Артемий буквально падал от усталости, к тому же сильная головная боль сжимала виски. Он с трудом добрался до своих покоев. Дружинник не мог понять, почему следствие, уже завершенное, вызывало у него ощущение пустоты, к которому примешивался привкус поражения. Да, надо признать, что он ошибался. Его рациональный ум выработал теорию, согласно которой хладнокровный и расчетливый преступник безжалостно убирал со своего пути всех, кто вставал между ним и вожделенным сокровищем. Однако дознаватель имел дело с воспаленным мозгом, с опасным маньяком, который считал себя выше человеческих законов и был готов любой ценой удовлетворить свое желание обладать женщиной. Тронувшийся умом Андрей отказывался допустить, что Гита отдала свое сердце другому. Для Андрея Гита была вещью! Но, в конце концов, на что надеялся несчастный безумец? Недовольство, которое испытывал Артемий, было, несомненно, связано с неуместной в данном случае жалостью. Или с констатацией, что на этот раз он ошибся в своих выводах?

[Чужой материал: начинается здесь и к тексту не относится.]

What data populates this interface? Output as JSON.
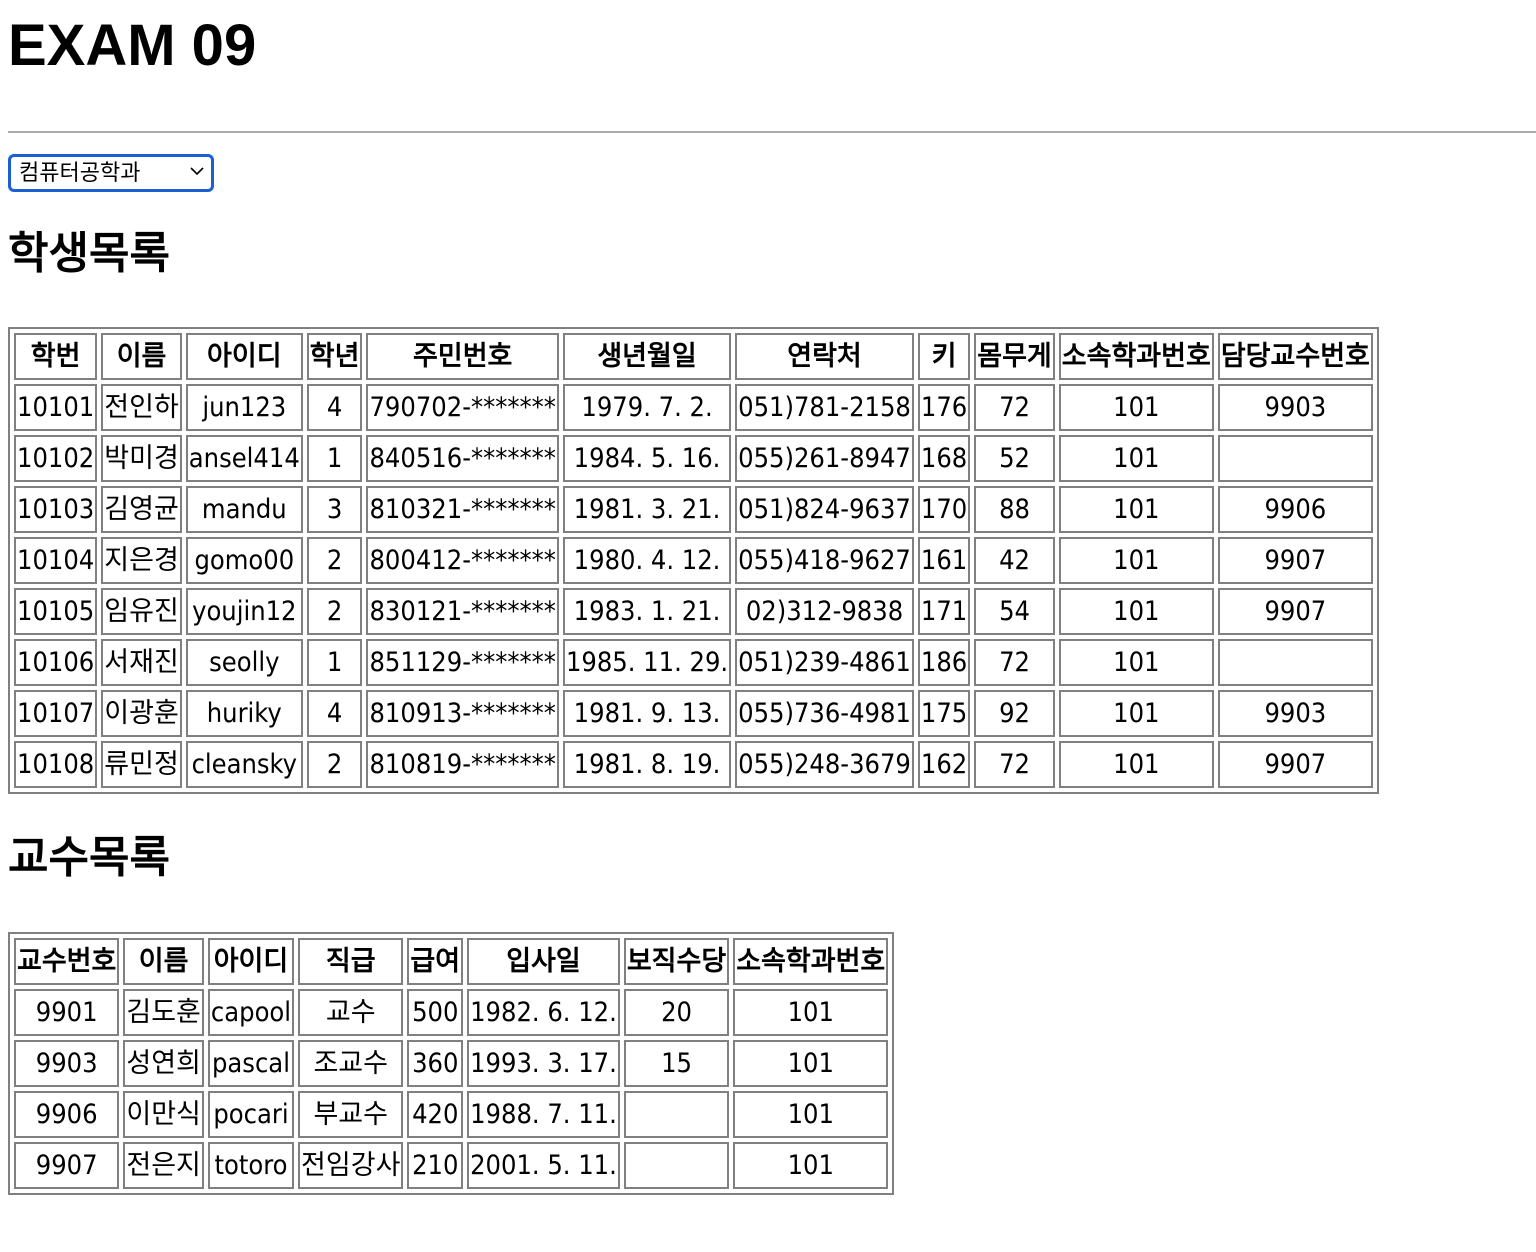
{
  "page": {
    "title": "EXAM 09"
  },
  "department_select": {
    "selected": "컴퓨터공학과"
  },
  "students": {
    "heading": "학생목록",
    "columns": [
      "학번",
      "이름",
      "아이디",
      "학년",
      "주민번호",
      "생년월일",
      "연락처",
      "키",
      "몸무게",
      "소속학과번호",
      "담당교수번호"
    ],
    "rows": [
      [
        "10101",
        "전인하",
        "jun123",
        "4",
        "790702-*******",
        "1979. 7. 2.",
        "051)781-2158",
        "176",
        "72",
        "101",
        "9903"
      ],
      [
        "10102",
        "박미경",
        "ansel414",
        "1",
        "840516-*******",
        "1984. 5. 16.",
        "055)261-8947",
        "168",
        "52",
        "101",
        ""
      ],
      [
        "10103",
        "김영균",
        "mandu",
        "3",
        "810321-*******",
        "1981. 3. 21.",
        "051)824-9637",
        "170",
        "88",
        "101",
        "9906"
      ],
      [
        "10104",
        "지은경",
        "gomo00",
        "2",
        "800412-*******",
        "1980. 4. 12.",
        "055)418-9627",
        "161",
        "42",
        "101",
        "9907"
      ],
      [
        "10105",
        "임유진",
        "youjin12",
        "2",
        "830121-*******",
        "1983. 1. 21.",
        "02)312-9838",
        "171",
        "54",
        "101",
        "9907"
      ],
      [
        "10106",
        "서재진",
        "seolly",
        "1",
        "851129-*******",
        "1985. 11. 29.",
        "051)239-4861",
        "186",
        "72",
        "101",
        ""
      ],
      [
        "10107",
        "이광훈",
        "huriky",
        "4",
        "810913-*******",
        "1981. 9. 13.",
        "055)736-4981",
        "175",
        "92",
        "101",
        "9903"
      ],
      [
        "10108",
        "류민정",
        "cleansky",
        "2",
        "810819-*******",
        "1981. 8. 19.",
        "055)248-3679",
        "162",
        "72",
        "101",
        "9907"
      ]
    ]
  },
  "professors": {
    "heading": "교수목록",
    "columns": [
      "교수번호",
      "이름",
      "아이디",
      "직급",
      "급여",
      "입사일",
      "보직수당",
      "소속학과번호"
    ],
    "rows": [
      [
        "9901",
        "김도훈",
        "capool",
        "교수",
        "500",
        "1982. 6. 12.",
        "20",
        "101"
      ],
      [
        "9903",
        "성연희",
        "pascal",
        "조교수",
        "360",
        "1993. 3. 17.",
        "15",
        "101"
      ],
      [
        "9906",
        "이만식",
        "pocari",
        "부교수",
        "420",
        "1988. 7. 11.",
        "",
        "101"
      ],
      [
        "9907",
        "전은지",
        "totoro",
        "전임강사",
        "210",
        "2001. 5. 11.",
        "",
        "101"
      ]
    ]
  }
}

Не желая размышлять дальше, дружинник упал на кровать, закрыл глаза и полностью отдался на милость боли, стучавшей в висках. Он хотел только одного: чтобы Филиппос, вернувшись, не шумел.
Глава VII
Утром Артемий резко вскочил. Проведя рукой по лицу, он выругался: сидя на подушке, маленькая белая мышка щекотала его по щеке своим хвостом. Сбросив животное на пол, дознаватель сел и недовольно посмотрел на Филиппоса. Мальчик валился на пол от смеха, что, однако, не помешало ему броситься к мышке и схватить ее прежде, чем она успела юркнуть под кровать.
– Мне ее вчера дал Манук, знахарь, – сказал Филиппос, не обращая внимания на выражение лица Артемия. – Он хотел испытать на ней какой-то медикамент, но я упросил отдать мышку мне. Она миленькая, правда?
– Мог бы позже мне ее показать, – проворчал мужчина.
– Ты должен к ней привыкнуть, ведь она будет жить с нами, – возразил Филиппос, гладя мышку пальцем. – Впрочем, ты и так долго спал. Знаешь ли, что уже скоро полдень? Начнется судебный поединок между Ренцо и Братославом. Я распорядился принести кувшин с водой, чтобы ты смог умыться. Встретимся внизу, поскольку меня ждет срочное дело.
– Опять тайная встреча с твоей подружкой Альдиной, полагаю?
– Скажешь тоже! – с горькой усмешкой ответил Филиппос. – С тех пор как Альдина вновь обрела Стриго, она едва замечает меня, неблагодарная! Нет, я просто наведаюсь в конюшню. Мне хочется вблизи посмотреть на коней поединщиков.
Артемий знал страсть Филиппоса к лошадям. Однако он также думал о необъяснимой симпатии, которую мальчик испытывал к Ренцо, о чувстве, которое старший дружинник не разделял!
– Берегись, если ты задумал нечто недозволенное… – начал Артемий, но озорник уже выскользнул за дверь.
Через четверть часа дружинник спустился во двор и направился к входу в темницу. Массивная железная дверь была заперта – на толстой перекладине висел замок. Стражник приветствовал дружинника, открыл дверь и стал спускаться по неровным ступеням, ведущим в подземелье. Дознаватель последовал за ним. Вскоре они вошли в сырой коридор, куда выходили двери узилищ. Они остановились перед последней дверью, и Артемий припал к решетчатому окошечку.
Андрея поместили в узилище, из которого накануне вечером выпустили Стриго. Дружинник заметил что-то темное на скамье, покрытой соломенным тюфяком. Слабый луч света, проникавший через отдушину, освещал блюдо на голом земляном полу. На блюде стояли кувшин с водой и дымящаяся миска, а также лежала краюха хлеба.